2. Band Member: Clandestine Amigo & Summerland Sun
3. Studio Engineer
4. Live Sound Engineer
5. Podcast Host
6. Podcast Editor
7. Web Designer
8. Children’s Music Entertainer
First and foremost, I think of myself as a songwriter. I write and perform my own original music across the state, sometimes even with a band. Speaking of bands, I play in a couple of those – namely Clandestine Amigo and Summerland Sun. I also produce music in my home studio, as a sound engineer. I’m actually working to produce Clandestine Amigo’s first new single right now! I use those sound engineering skills to run The Songwriter Hour, as well as editing other podcasts, and running live sound, when folks ask me to help out at a venue. I build websites for musicians and small businesses – and last, but not least, I run a children’s music program called “Rock On! Science,” where I give presentations on Earth Science concepts for little ones (ages 6-10).
It’s a lot to juggle, but my advice for others who have many irons in the fire is this: take it one day at a time. There will be moments when things are pressing and demand your attention, and moments when you can breathe more easily. Take that laid-back time to imagine your next steps and plan carefully. There is a balance to everything, and balance is the key to my sanity, without a doubt.
There is a lot that goes into recording, distributing and promoting a new album. You do a fantastic job of breaking down the “behind the scenes” process on your Kickstarter campaign. Why did you pick Kickstarter over Iniegogo or GoFundMe?
Thank you, Dave. I like that Kickstarter’s style is “all-or-nothing.” I think it helps artists get the support that they need, since the community really wants them to succeed.

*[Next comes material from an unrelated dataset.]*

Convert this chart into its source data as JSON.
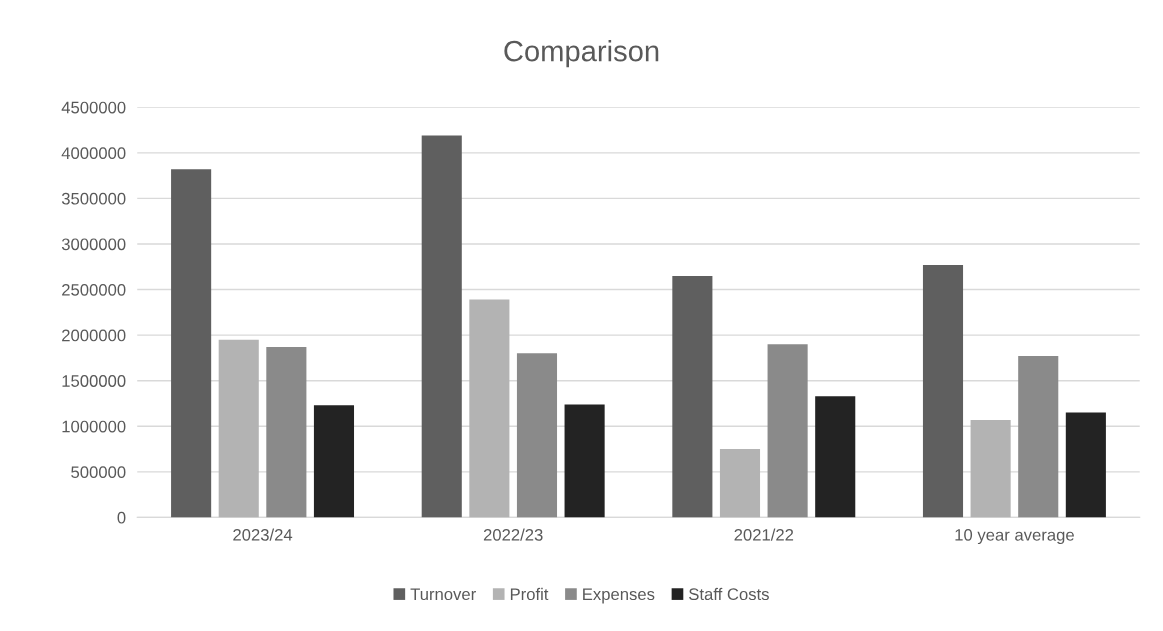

Nobody wants to see a campaign get to 90% funded and then fail. There’s also a certain brand-awareness around Kickstarter that other crowdfunding platforms haven’t quite caught up to yet. I’ve seen lots of artists successfully crowdfund through different avenues, so I don’t think there’s a right or a wrong answer. This one just spoke to me and felt right.
As songwriters, we say that we hope people listen to our songs and feel a little less alone in the way the listener connects to that song. How do you hope to connect with the listeners with these songs?
My hope is really that these songs help people to get in touch with their deep feelings. If that’s a sense of connection, I think that’s beautiful. But I think feelings of loneliness, loss, and grief are important to feel as well. Some of these songs will bring out a triumphant nostalgia, whereas others might bring up feelings of remorse and pain. It’s all part of the human condition, and I’m excited to bring that to the table. When I was first mapping out this album on a sheet of blank paper, over a year ago, I knew that a guiding principle had to be making music that gives me chills. It’s the punch-you-in-the-gut, no-questions-asked type of feelings that I’m interested in conveying, and I think helping people get in touch with those feelings is a big goal for me.
Can you name 3 songwriters that you have been listening to this month?
Anna Tivel, Iron & Wine, Father John Misty. Anna was the first person to really hit me in the gut with a live performance. Her music is devastatingly beautiful, and I can’t recommend it highly enough. It’s ethereal, sharp-as-a-tac, and often has hints of the darkness I mentioned above. Iron & Wine has been a favorite for some time. Sam Beam’s vivid imagery combined with his gorgeous new soundscapes provide a real feeling of nostalgia for places I’ve never been and emotions I’ve never experienced. That’s a unique novelty which speaks to me deeply. Father John Misty is fun to listen to. He’s witty, quirky, and jokes sardonically about the apocalypse in his music. I can’t get enough of the high-octane desperation that he lends to the album I Love You, Honeybear.
If you could go back in time 5 years and tell yourself one thing about the music business in the future, what would it be?
Relax. Relax. Relax. It’s going to be okay.
Pencil or Pen?
Pen! No erasing 🙂 Plus, the ink spills out so beautifully onto the page. TUL pens are my new favorite.